Even for bigger hospitals, administering this drug can involve reshuffling, with some setting up infusion centers in what used to be nursing homes, others cordoning off a part of their Covid-19 testing site or using a dialysis clinic, and yet others considering the local convention center.
Identifying who’s eligible is a challenge, too. There are many ways of officially being “at high risk.” You can have diabetes or chronic kidney disease. You can be obese or immune-suppressed or over 65. You can be a teenager with sickle cell disease. You can be someone 55 or older with hypertension. It’s a long list that encompasses a broad swath of the American population. But testing sites don’t always collect data on all the official risk factors. Some hospitals are using electronic medical records to automatically identify possible candidates; others are relying on doctor referrals.

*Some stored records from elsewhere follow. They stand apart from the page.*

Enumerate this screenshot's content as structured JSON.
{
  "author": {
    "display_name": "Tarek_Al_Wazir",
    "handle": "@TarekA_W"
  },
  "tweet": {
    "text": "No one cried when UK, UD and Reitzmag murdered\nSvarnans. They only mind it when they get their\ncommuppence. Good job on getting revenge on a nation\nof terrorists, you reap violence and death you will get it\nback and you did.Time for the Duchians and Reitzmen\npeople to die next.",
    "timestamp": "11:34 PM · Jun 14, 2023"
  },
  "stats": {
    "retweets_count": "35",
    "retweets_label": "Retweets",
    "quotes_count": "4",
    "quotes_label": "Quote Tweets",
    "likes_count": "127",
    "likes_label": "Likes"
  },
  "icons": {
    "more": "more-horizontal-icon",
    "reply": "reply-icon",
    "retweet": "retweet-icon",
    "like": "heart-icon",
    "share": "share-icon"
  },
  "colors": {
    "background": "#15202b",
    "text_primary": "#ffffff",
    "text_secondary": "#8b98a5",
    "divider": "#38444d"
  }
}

There’s also an issue of timing. While the drug is supposed to be given as soon as possible after a positive coronavirus test and within 10 days of getting symptoms, the clinical trial on which it’s based involved people treated within 72 hours of a positive test. Many clinicians are using that as their rule of thumb, which doesn’t leave much time.

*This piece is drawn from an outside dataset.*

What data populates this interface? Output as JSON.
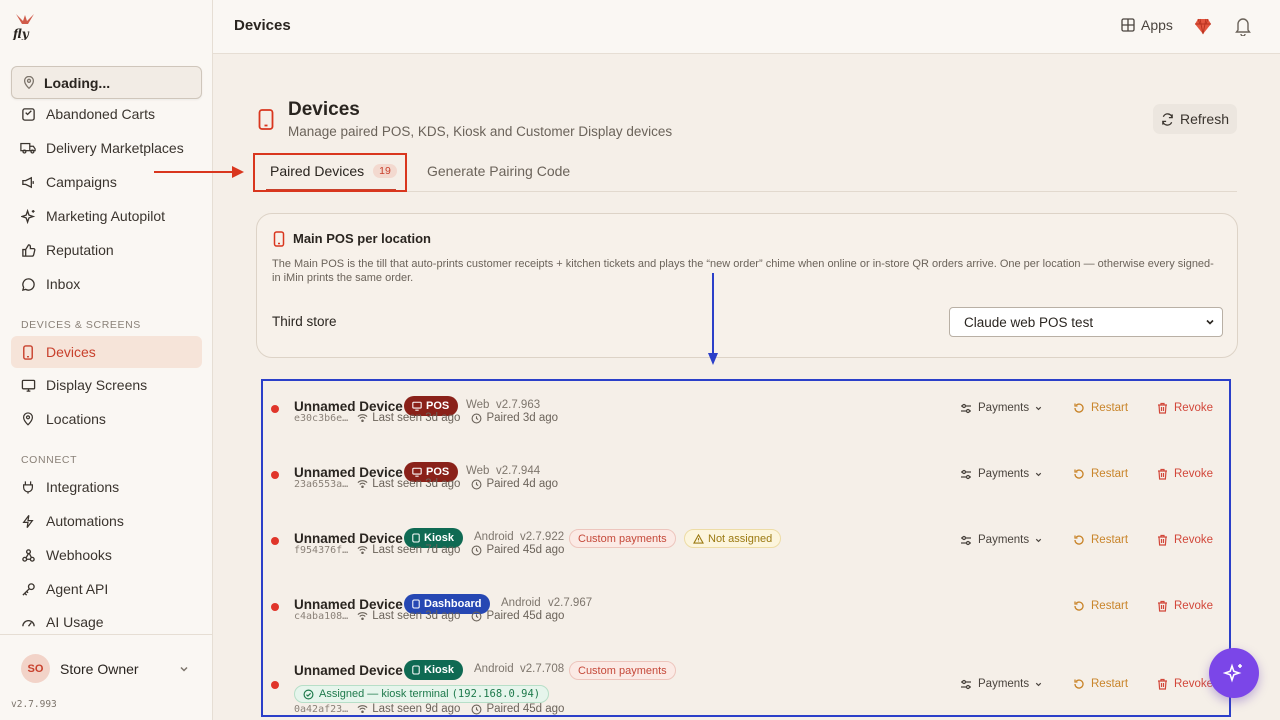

Then, there’s the issue of supply. There are vastly more eligible patients than there are available vials. “Which is even the scarcer resource, the drug or the infusion slot? They’re both extraordinarily scarce,” said Walensky, of Mass. General.
Specialists wish they had more data so they knew which patients were likeliest to benefit the most from treatment. “You have a very limited amount of drug, you don’t know a) if it works, and if it does, b) who in,” said Jason Pogue, an infectious disease pharmacist at the University of Michigan.
Many hospitals are using more stringent eligibility criteria than federal or state health authorities, prioritizing only patients who have a number of risk factors. Others are identifying patients based on logistics. At Houston Methodist, for instance, a lot of recruitment for clinical trials of such antibody treatments took place in the emergency department and the employee health clinic, explained Katherine Perez, an infectious disease pharmacist there, and so they’ll be using the same tack to spread the word about this drug.
“We’re going to target our emergency department and our employee health first, because those patients will at least, at a minimum, be coming in with symptoms that look and smell like Covid,” Perez said. “We’ll be able to do a test, our turnaround time is fairly quick.”
One of the greatest concerns remains equity, though. Every logistical hurdle is a possible barrier. If you live in an area where the hospital isn’t able to set up an infusion center, that might make it harder for you to get treatment. If you don’t have a doctor who’s able to refer you, that might get in the way, too.
At the University of Pittsburgh Medical Center, clinicians have tried to rectify that a little, by using a lottery in which every high-risk Covid-19 patient is eligible for the drug — but you’re more likely to be selected if you’re an essential worker or if you live in a city’s most disadvantaged census tracts, and a little less likely if you’re expected to die of an end-stage condition within the next year. The method is a way of using the medical tools available to lessen the inequalities of American health care rather than widening them.
“If we don’t take any measures to counteract this, the ledgers of who has died will be disproportionately filled with the disadvantaged,” said Douglas White, a UPMC ethicist and the vice chair of critical care medicine.
He hopes this algorithm will help fix that. But that can’t fix the dearth of data. For that, people will need to keep enrolling in ongoing clinical trials — though such conversations may not always be easy. As Walensky put it, “If we say, ‘You can enroll in a trial where you could be randomized to maybe get the drug,’ or ‘You could get the drug,’ what do you think people are going to decide?”